One of the shows Edwards is looking forward to is another first for Art Matters— Stirrup, Hammer & Anvil, an audio-only exhibition, taking place at the VAV Gallery in Concordia’s VA Building.

“It’s the first time that Art Matters is going to have sound-artwork, and the show is just designated to sound art,” she said.

“We’re so over-saturated with images and we get so much information through that particular sense, but there’s all these other senses that have been, for a long time, ignored,” she continued.

“So I think it’s interesting to open that up more and have some conversations about it.”

In Response to the JMSB’s Fee-Levy Petitions

At the CSU’s latest meeting on Feb. 12, a councillor from the John Molson School of Business put forward two petitions to drastically alter the fee-levy system. The petitions listed numerous fee-levy organizations, including Art Matters, which the petitioners would like to see JMSB collectively opt out of funding.

“It’s important to maintain a community, and I interpret the actions of the JMSB as an attempt to fracture the unity of the community that Concordia is trying to build,” said Kevin Leung-Lo, one of the technical coordinators for the festival and a third-year studio arts student.

“It was discouraging. But at the same time, I’m very curious to hear their rationale behind it.”

Kerr was quick to point out that Art Matters welcomes all students, including business students—some of whom have taken part in the festival.

“A drummer playing at Nuit Blanche and our opening party is a JMSB student; we had a JSMB student on our Board of Directors this year. Art Matters is a rad thing for JMSB students to get involved with, or any student for that matter, because it’s really about developing working experience and getting outside just the Concordia community, and I think that’s good for everybody,” she said.

“I really think this is not reflective of all of JMSB, I think it’s reflective of the people who put together this petition,” she added.

“It’s a shame because so much work has gone into getting these fee-levy groups up and going, and it’s such a small amount of money per person, it doesn’t really seem worth it.”

Undergrads pay eight cents per credit to Art Matters, with the exception of fine arts students, who pay 30 cents per credit.

Why Art Matters

While Art Matters is a Concordia-centric festival, what makes it so beneficial to students is its many connections and interactions with the outside world, providing relevant work experience and more.

As Leung-Lo explains, the festival acts as a bridge between the safe space of school and the unsafe realm of the “real world.”

“There are a lot of entrepreneurial skills that students who are involved begin to learn,” he said. “We become familiar with a professional standard in our field.

“These skills are essential if you want to become a working person in the arts.
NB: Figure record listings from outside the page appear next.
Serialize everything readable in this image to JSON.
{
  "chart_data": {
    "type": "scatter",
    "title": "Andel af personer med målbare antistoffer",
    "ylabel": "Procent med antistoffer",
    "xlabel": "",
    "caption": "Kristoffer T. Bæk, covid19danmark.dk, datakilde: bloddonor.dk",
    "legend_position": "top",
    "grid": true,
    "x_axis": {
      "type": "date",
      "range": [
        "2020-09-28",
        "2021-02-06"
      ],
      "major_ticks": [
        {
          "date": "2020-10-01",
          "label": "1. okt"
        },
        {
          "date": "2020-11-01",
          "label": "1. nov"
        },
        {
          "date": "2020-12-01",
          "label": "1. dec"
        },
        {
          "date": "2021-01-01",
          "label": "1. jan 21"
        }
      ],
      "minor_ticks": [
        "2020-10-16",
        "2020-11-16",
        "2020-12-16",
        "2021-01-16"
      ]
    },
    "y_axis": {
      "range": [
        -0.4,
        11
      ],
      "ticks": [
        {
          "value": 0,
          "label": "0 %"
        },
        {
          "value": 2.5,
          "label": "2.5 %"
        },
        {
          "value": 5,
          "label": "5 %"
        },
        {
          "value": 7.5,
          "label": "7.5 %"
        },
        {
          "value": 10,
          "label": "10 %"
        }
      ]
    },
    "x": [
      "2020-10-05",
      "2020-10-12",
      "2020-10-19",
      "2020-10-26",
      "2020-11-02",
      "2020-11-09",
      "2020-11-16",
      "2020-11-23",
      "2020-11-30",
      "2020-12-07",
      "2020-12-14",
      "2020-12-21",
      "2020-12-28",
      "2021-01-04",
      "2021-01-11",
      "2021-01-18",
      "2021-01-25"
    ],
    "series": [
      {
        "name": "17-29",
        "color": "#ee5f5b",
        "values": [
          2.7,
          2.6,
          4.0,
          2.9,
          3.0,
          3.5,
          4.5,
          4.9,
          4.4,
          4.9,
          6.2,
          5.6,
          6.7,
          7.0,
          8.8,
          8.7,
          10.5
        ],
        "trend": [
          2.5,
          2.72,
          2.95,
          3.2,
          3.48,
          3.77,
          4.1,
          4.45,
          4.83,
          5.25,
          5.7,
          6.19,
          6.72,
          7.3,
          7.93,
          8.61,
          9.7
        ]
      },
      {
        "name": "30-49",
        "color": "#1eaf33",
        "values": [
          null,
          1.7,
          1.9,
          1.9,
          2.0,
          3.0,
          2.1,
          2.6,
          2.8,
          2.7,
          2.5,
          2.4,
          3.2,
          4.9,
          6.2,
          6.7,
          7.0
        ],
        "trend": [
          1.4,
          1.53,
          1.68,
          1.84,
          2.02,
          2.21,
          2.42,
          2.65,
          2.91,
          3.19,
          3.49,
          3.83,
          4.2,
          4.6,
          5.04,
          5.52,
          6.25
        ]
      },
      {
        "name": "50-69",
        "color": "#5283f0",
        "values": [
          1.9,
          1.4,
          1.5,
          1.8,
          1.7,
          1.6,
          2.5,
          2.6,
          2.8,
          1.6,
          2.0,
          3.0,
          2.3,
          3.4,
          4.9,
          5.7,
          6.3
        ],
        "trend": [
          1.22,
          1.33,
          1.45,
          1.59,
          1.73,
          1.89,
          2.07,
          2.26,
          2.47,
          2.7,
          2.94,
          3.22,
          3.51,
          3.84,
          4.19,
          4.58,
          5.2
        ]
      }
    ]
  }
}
The nature of the arts, it’s at times very difficult to enter into, or at the very least get […] experience,” he continued. “[Art Matters is] a real gateway into obtaining skills and opportunities that I wouldn’t have gotten out of a regular school curriculum. It’s learning through doing.”

Art galleries around the city will be hosting exhibitions for Art Matters and workshops will be led by visiting professional artists, including artists from Toronto’s Whippersnapper Gallery giving a talk on the importance of DIY in emerging art and much more.

The opportunity for discourse to take place between students and professionals in the field is inevitable at the far-reaching fest.

“Art Matters stands as a very important educational tool for Concordia,” Leung-Lo said. “The very fact that it’s organized by a handful of undergraduate students, it’s quite essential to the Concordia identity.”